Tistou - - 62 ans - 13 mars 2019


Un bon thriller 8 étoiles

Ce livre est très réussi je trouve, j'ai trouvé la lecture agréable - ce qui n'est pas le cas de tous les livres - et le suspense haletant qui se dégage du livre fait qu'il est rapide à lire pour un livre de 550 pages, ce qui est assez (trop ?) long.

J'ai adoré l'ambiance du début avec l'hôpital psychiatrique isolé, la neige, et le suicide d'un patient qui est mort un cri aux lèvres...
Et à ce stade du livre j'étais loin d'imaginer les suites de l'enquête qui allaient amener Sarah dans des aventures folles aux quatre coins du monde.
J'ai donc été dans un premier temps déconcerté au moment où l'on quitte Sarah et la Norvège glaciale pour la chaleur du sud de la France et connaître l'histoire d'un certain Lazar...

J'ai aussi appris l'existence d'une île qui me fascine depuis que j'ai fini la lecture.
Ce qui rend ce livre aussi passionnant c'est les résultats des expériences menées sur le patient 488, en terminant la lecture j'ai pensé que j'aimerais tellement que ce soit la réalité, et qu'un jour on puisse prouver cela.

Bref je recommande ce livre, les amateurs du genre ne seront pas déçus, si la longueur du livre ne rebute pas à commencer la lecture.

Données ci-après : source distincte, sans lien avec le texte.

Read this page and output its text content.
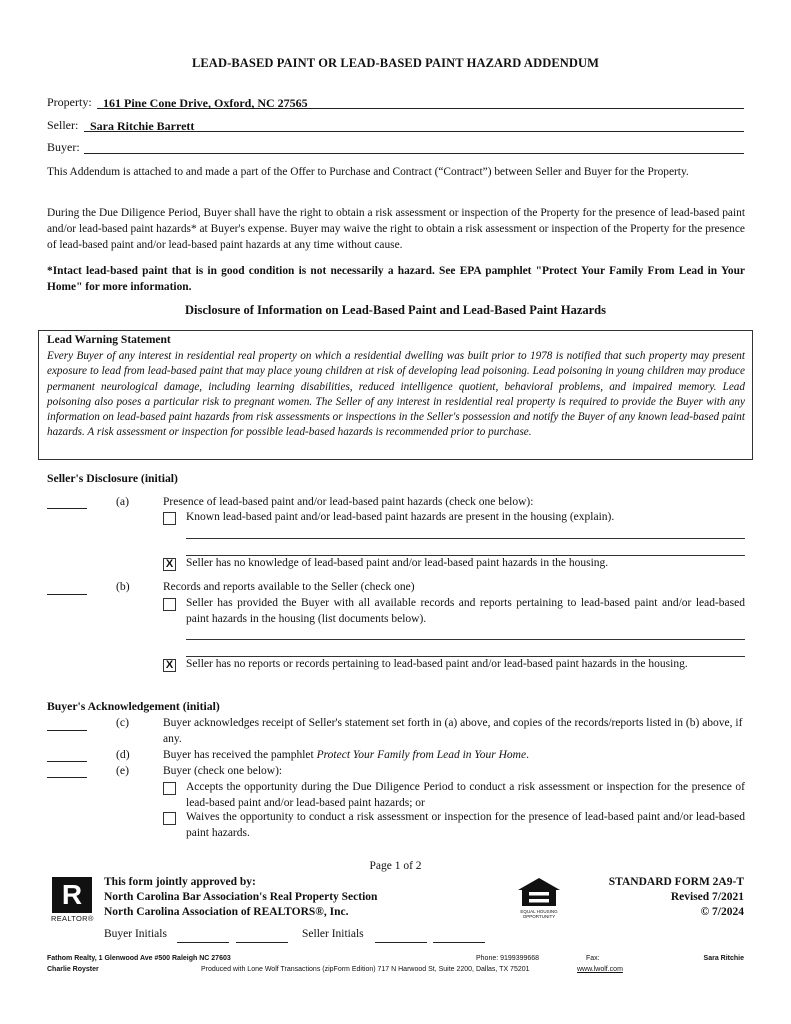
LEAD-BASED PAINT OR LEAD-BASED PAINT HAZARD ADDENDUM
Property: 161 Pine Cone Drive, Oxford, NC 27565
Seller: Sara Ritchie Barrett
Buyer:
This Addendum is attached to and made a part of the Offer to Purchase and Contract (“Contract”) between Seller and Buyer for the Property.
During the Due Diligence Period, Buyer shall have the right to obtain a risk assessment or inspection of the Property for the presence of lead-based paint and/or lead-based paint hazards* at Buyer's expense. Buyer may waive the right to obtain a risk assessment or inspection of the Property for the presence of lead-based paint and/or lead-based paint hazards at any time without cause.
*Intact lead-based paint that is in good condition is not necessarily a hazard. See EPA pamphlet "Protect Your Family From Lead in Your Home" for more information.
Disclosure of Information on Lead-Based Paint and Lead-Based Paint Hazards
Lead Warning Statement
Every Buyer of any interest in residential real property on which a residential dwelling was built prior to 1978 is notified that such property may present exposure to lead from lead-based paint that may place young children at risk of developing lead poisoning. Lead poisoning in young children may produce permanent neurological damage, including learning disabilities, reduced intelligence quotient, behavioral problems, and impaired memory. Lead poisoning also poses a particular risk to pregnant women. The Seller of any interest in residential real property is required to provide the Buyer with any information on lead-based paint hazards from risk assessments or inspections in the Seller's possession and notify the Buyer of any known lead-based paint hazards. A risk assessment or inspection for possible lead-based hazards is recommended prior to purchase.
Seller's Disclosure (initial)
(a)	Presence of lead-based paint and/or lead-based paint hazards (check one below):
Known lead-based paint and/or lead-based paint hazards are present in the housing (explain).
X Seller has no knowledge of lead-based paint and/or lead-based paint hazards in the housing.
(b)	Records and reports available to the Seller (check one)
Seller has provided the Buyer with all available records and reports pertaining to lead-based paint and/or lead-based paint hazards in the housing (list documents below).
X Seller has no reports or records pertaining to lead-based paint and/or lead-based paint hazards in the housing.
Buyer's Acknowledgement (initial)
(c)	Buyer acknowledges receipt of Seller's statement set forth in (a) above, and copies of the records/reports listed in (b) above, if any.
(d)	Buyer has received the pamphlet Protect Your Family from Lead in Your Home.
(e)	Buyer (check one below):
Accepts the opportunity during the Due Diligence Period to conduct a risk assessment or inspection for the presence of lead-based paint and/or lead-based paint hazards; or
Waives the opportunity to conduct a risk assessment or inspection for the presence of lead-based paint and/or lead-based paint hazards.
Page 1 of 2
R
REALTOR®
This form jointly approved by:
North Carolina Bar Association's Real Property Section
North Carolina Association of REALTORS®, Inc.	EQUAL HOUSING OPPORTUNITY
STANDARD FORM 2A9-T
Revised 7/2021
© 7/2024
Buyer Initials	Seller Initials
Fathom Realty, 1 Glenwood Ave #500 Raleigh NC 27603	Phone: 9199399668	Fax:	Sara Ritchie
Charlie Royster	Produced with Lone Wolf Transactions (zipForm Edition) 717 N Harwood St, Suite 2200, Dallas, TX 75201	www.lwolf.com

Haas Nigen - France - 27 ans - 5 octobre 2018


Le cri, quand on s'appelle Beuglet... 6 étoiles

Pardon, le jeu de mot était facile. Quant au livre, tout ou presque a été dit. Un couple plutôt hétéroclite qui doit résoudre une énigme à partir d'un cadavre, et qui se sort des situations les plus improbables. Il faut dire que depuis le Da Vinci Code la formule a fait recette. A un point tel qu'elle a atteint son niveau d'usure. Certes la lecture n'est pas désagréable, mais il n'y a plus de suspense, et l'outrance des situations finit par se banaliser. J'allais oublier : tout se termine bien pour les deux héros. Ouf, on a eu peur.

Bernard2 - ARAMITS - 69 ans - 30 juillet 2018


À la recherche du sensationnel 7 étoiles

Le début du roman est fort réussi avec une intrigue assez mystérieuse et surtout la mise en place d’une ambiance oppressante, inquiétante, propre sans doute aux établissements psychiatriques isolés et où sont internés de dangereux patients. Un peu caricatural mais plaisant tout de même.

Par la suite ça se gâte un peu, avec certes de l’action bienvenue et cette course contre la montre qui s’engage, mais au détriment de cette ambiance particulière qu’avait proposée l’auteur.
Et puis là où le bât blesse vraiment c’est cette surenchère de rebondissements et la recherche du sensationnel auxquels l'on ne peut croire un instant.

L’ensemble se tient mais souffre réellement d’un énorme manque de crédibilité.

Ayor - - 46 ans - 3 mai 2018


Pour faire un bon roman policier, il faut… 7 étoiles

Une héroïne belle, courageuse, traumatismes antérieurs, guerrière fragile, en pleine crise conjugale, Sarah Geringën.
Un suicide qui n'en est pas un dans un hôpital psychiatrique, d'un homme marqué d'un intrigant 488 sur le front.
Une intrigue beaucoup plus compliquée qu'il n'y paraît grâce à la ténacité de l’héroïne précitée.
Ajouter un rebondissement inattendu, l'ébauche d'une relation amoureuse, la recherche d'un secret pouvant avoir des conséquences mondiales.
Des voyages, des belles rencontres, ou de moins belles, sans oublier le côté découverte scientifique, quelques réminiscences de guerres, un peu de CIA et si l'auteur mélange habilement tous ses ingrédients, on obtient un roman réussi.

Un classique dans le genre, bien écrit, rythmé  ; efficace mais manquant d'originalité dans sa construction trop conventionnelle.
Une lecture attachante qui accroche jusqu'au bout le lecteur amateur (mais pas trop) du genre.